Throughout, I was struck by the fact that although Lindelof is best known for twisty stories, it was the character stuff that worked best in this episode, not the stuff that actually happens. The way Matt found his money felt a little contrived—if it was sitting there all along, why didn’t he go get it earlier? A late development in which Matt is knocked out by a thrown rock on his way to the bank with the money doesn’t work well either, nor does a bizarre dream sequence which cycles through bizarre vignettes at random like creepy-image-roulette. The most interesting revelation, also part of the dream scene, is that Matt’s wife was paralyzed in a car accident right after the Departure, when an oncoming car was suddenly riderless.
Ultimately, Matt loses the church, though, and the mysterious buyer is—you guessed it—the Guilty Remnant. What they plan to do with the building, and what the loss of his ministry will mean to Matt, will have to wait until next week.
Stray observations
• The title of the episode, “Two Boats and a Helicopter,” refers to a joke about a man who can’t recognize the hand of God when he sees it. DISCUSS.
• Matt seems to have an affinity for the fanatic Guilty Remnant, and his stopping to help one of them—which ultimately is what loses him the church—echoes the biblical parable of the Good Samaritan.
• Kathy Geiss from 30 Rock is one of the Guilty Remnant. Maybe that’s an in-joke for fans of the NBC comedy: Kathy didn’t talk in that show, either.

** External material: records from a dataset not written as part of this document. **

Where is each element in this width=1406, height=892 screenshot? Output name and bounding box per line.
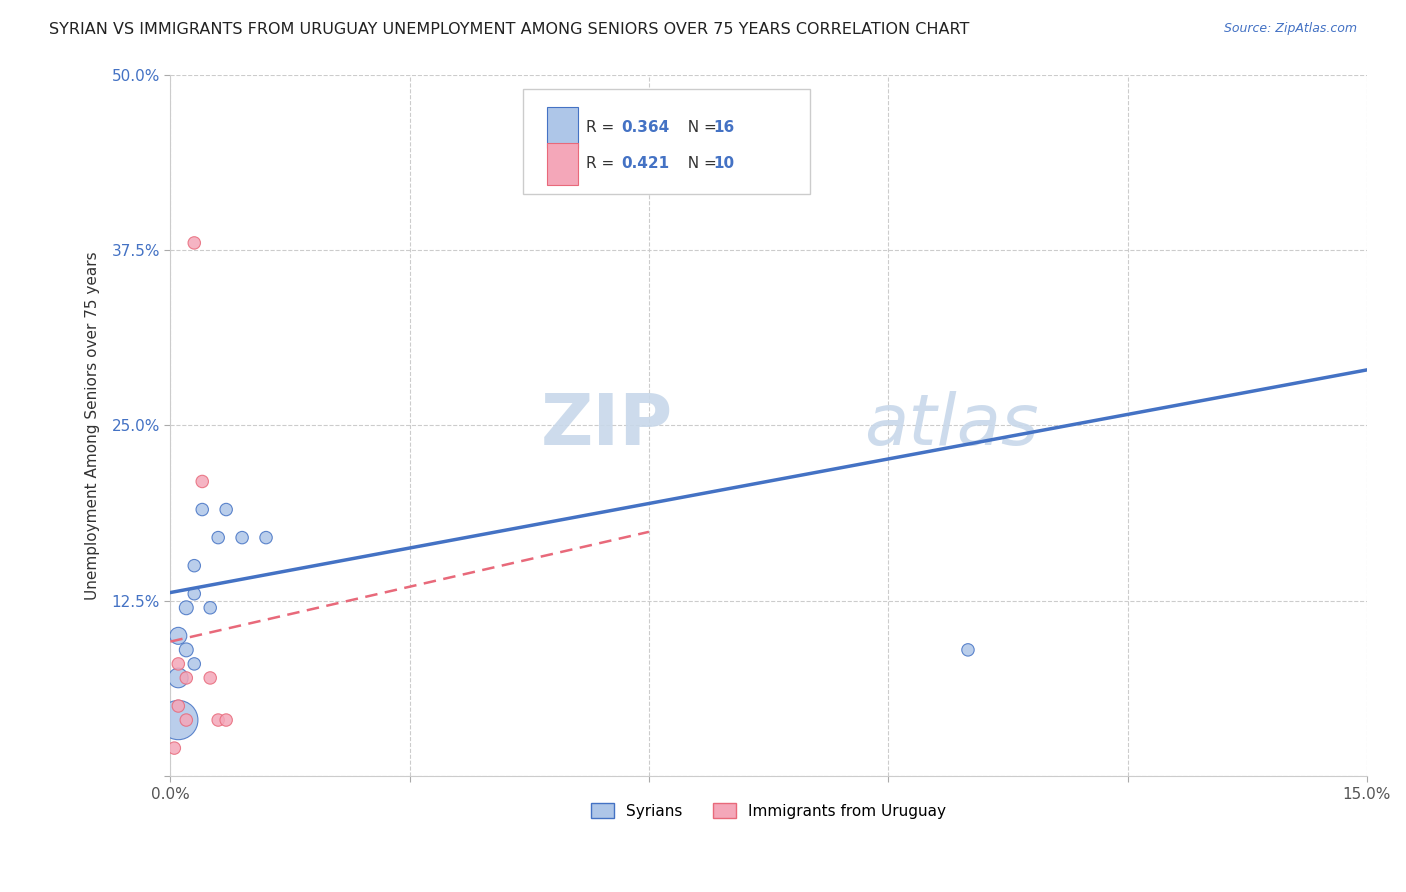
Point <box>191 502 214 516</box>
Text: atlas: atlas <box>865 391 1039 460</box>
Text: 0.421: 0.421 <box>621 156 669 171</box>
Point <box>167 657 190 671</box>
Point <box>167 698 190 713</box>
Point <box>167 629 190 643</box>
Point <box>598 152 620 166</box>
FancyBboxPatch shape <box>547 107 578 148</box>
Text: 0.364: 0.364 <box>621 120 669 135</box>
Point <box>200 671 222 685</box>
Text: 16: 16 <box>713 120 735 135</box>
Text: SYRIAN VS IMMIGRANTS FROM URUGUAY UNEMPLOYMENT AMONG SENIORS OVER 75 YEARS CORRE: SYRIAN VS IMMIGRANTS FROM URUGUAY UNEMPL… <box>49 22 970 37</box>
Text: N =: N = <box>678 156 721 171</box>
Point <box>183 558 205 573</box>
Text: 10: 10 <box>713 156 735 171</box>
Point <box>167 713 190 727</box>
Point <box>207 713 229 727</box>
Point <box>183 587 205 601</box>
Point <box>215 502 238 516</box>
Point <box>191 475 214 489</box>
FancyBboxPatch shape <box>547 144 578 185</box>
Point <box>174 713 197 727</box>
Point <box>215 713 238 727</box>
Text: N =: N = <box>678 120 721 135</box>
Legend: Syrians, Immigrants from Uruguay: Syrians, Immigrants from Uruguay <box>585 797 952 825</box>
Text: R =: R = <box>585 156 619 171</box>
Point <box>200 600 222 615</box>
FancyBboxPatch shape <box>523 88 810 194</box>
Point <box>231 531 253 545</box>
Point <box>174 600 197 615</box>
Point <box>254 531 277 545</box>
Point <box>174 643 197 657</box>
Text: ZIP: ZIP <box>540 391 673 460</box>
Text: R =: R = <box>585 120 619 135</box>
Point <box>956 643 979 657</box>
Point <box>163 741 186 756</box>
Point <box>174 671 197 685</box>
Point <box>167 671 190 685</box>
Point <box>207 531 229 545</box>
Text: Source: ZipAtlas.com: Source: ZipAtlas.com <box>1223 22 1357 36</box>
Point <box>183 657 205 671</box>
Y-axis label: Unemployment Among Seniors over 75 years: Unemployment Among Seniors over 75 years <box>86 251 100 599</box>
Point <box>183 235 205 250</box>
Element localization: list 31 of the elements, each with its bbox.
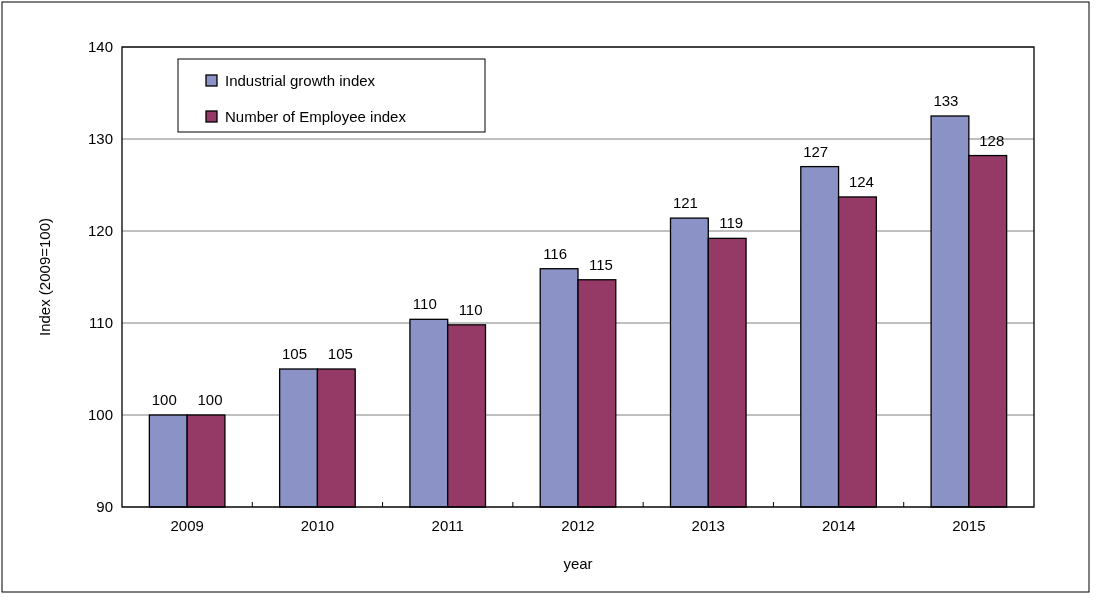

• I’m cautiously optimistic about The Leftovers—but the one thing I still find missing is any trace of humor. Tom Perrotta’s books are darkly funny, though it’s sometimes hard to see in adaptation. Election and Little Children, two successful adaptations of Perrotta’s work, succeeded by adding voiceover, which gave the audiences some ironic distance from the nastiness happening on the screen. I can’t help but suspect that Lindelof missed an important layer of the story by not incorporating Perrotta’s gently humorous and even tender approach toward what is starting to become, three episodes in, pretty depressing subject matter.